Against this backdrop, Bank of America's head of US equity & quantitative strategy, Savita Subramanian, has offers a reassuring message for equity investors, as quoted on Yahoo Finance.
One of the standout recommendations in Subramanian's note is the bank's "highest conviction call" that the equal-weighted S&P 500 may outperform the standard S&P 500 index. This approach gives equal importance to all stocks, rather than giving more weight to the largest corporations.
Top-Heavy Nature of the S&P 500
Just seven companies – Known as “Magnificent Seven” – now account for about 29% of the S&P 500 index. These companies including Apple, Microsoft, Tesla, Nvidia, Meta, Alphabet and Amazon actually made the rally in the S&P 500 possible this year.
This concentration of market cap in a handful of mega-cap tech giants is a notable deviation from historical norms. The top-heaviness of the S&P 500 index implies that the performance of these few mega-cap stocks can excessively influence the overall index. This situation might limit opportunities for diversification.
Below we highlight why Invesco S&P 500 Equal Weight ETF (RSP - Free Report) can beat SPDR S&P 500 ETF Trust (SPY - Free Report) in 2024.

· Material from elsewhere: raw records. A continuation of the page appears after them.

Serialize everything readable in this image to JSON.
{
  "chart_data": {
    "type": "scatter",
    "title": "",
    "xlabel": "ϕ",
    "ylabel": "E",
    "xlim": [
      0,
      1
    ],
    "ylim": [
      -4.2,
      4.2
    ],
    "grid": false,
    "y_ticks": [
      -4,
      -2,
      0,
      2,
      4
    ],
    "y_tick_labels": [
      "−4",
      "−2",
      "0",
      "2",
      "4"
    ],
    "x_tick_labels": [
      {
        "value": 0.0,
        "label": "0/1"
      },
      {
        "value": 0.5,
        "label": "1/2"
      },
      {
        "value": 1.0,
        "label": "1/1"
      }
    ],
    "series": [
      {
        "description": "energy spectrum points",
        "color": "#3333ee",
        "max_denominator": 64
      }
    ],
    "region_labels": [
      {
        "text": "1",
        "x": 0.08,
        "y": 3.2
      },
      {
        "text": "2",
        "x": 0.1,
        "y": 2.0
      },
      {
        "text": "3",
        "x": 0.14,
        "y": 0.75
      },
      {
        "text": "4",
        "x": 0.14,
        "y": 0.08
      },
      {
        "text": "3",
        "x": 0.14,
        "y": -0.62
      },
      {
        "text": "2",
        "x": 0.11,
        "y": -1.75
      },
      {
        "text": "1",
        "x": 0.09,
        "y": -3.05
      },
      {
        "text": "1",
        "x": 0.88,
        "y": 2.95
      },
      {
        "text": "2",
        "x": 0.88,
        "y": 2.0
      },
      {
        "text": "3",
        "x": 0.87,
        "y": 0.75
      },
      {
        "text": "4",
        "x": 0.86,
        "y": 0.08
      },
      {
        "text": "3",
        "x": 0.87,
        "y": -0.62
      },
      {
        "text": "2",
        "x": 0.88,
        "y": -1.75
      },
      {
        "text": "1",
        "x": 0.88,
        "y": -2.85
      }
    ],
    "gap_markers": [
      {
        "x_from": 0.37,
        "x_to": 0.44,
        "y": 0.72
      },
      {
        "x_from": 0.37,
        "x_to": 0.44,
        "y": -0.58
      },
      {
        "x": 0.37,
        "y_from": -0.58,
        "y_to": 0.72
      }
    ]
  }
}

Historical Outperformance of Equal-Weight Index
Historically, during recovery cycles, the equal-weighted S&P 500 has outperformed the traditional index. This phenomenon suggests that smaller and mid-cap companies could see stronger growth during recovery phases compared to their mega-cap counterparts. Additionally, concerns about deglobalization, such as China's potential reduction in Apple consumption, might have a more substantial impact on large tech stocks than on relatively smaller-sized large-cap stocks.
Opportunity in "Old Economy" Stocks
Savita Subramanian's analysis suggests that the equal-weighted S&P 500 offers an opportunity in "old economy" and less tech-centric companies. These companies, which are predominant in the equal-weighted index, could benefit from the recovery phase just as much as technology and growth companies.
Investors should also note that interest rates in the United States are likely to be higher for longer. Although the Fed has indicated to cut rates by 75 bps in 2024, it is too way higher than the pre-Covid levels. A high interest rate environment is not great for growth stocks. In this environment, many may consider RSP to be a better bet.
Market Participation is Broadening
Of late, the narrow structure of market gains is easing. On the other hand, we have seen a broadening of the rally lately. Hopes for a dovish Fed boosted the broader market where laggards like Real Estate, and Financials started to gain. The investing backdrop of 2024 will no more be centered on the AI boom and the growing digitization. If energy prices ease, the consumer sector will also gain momentum considerably.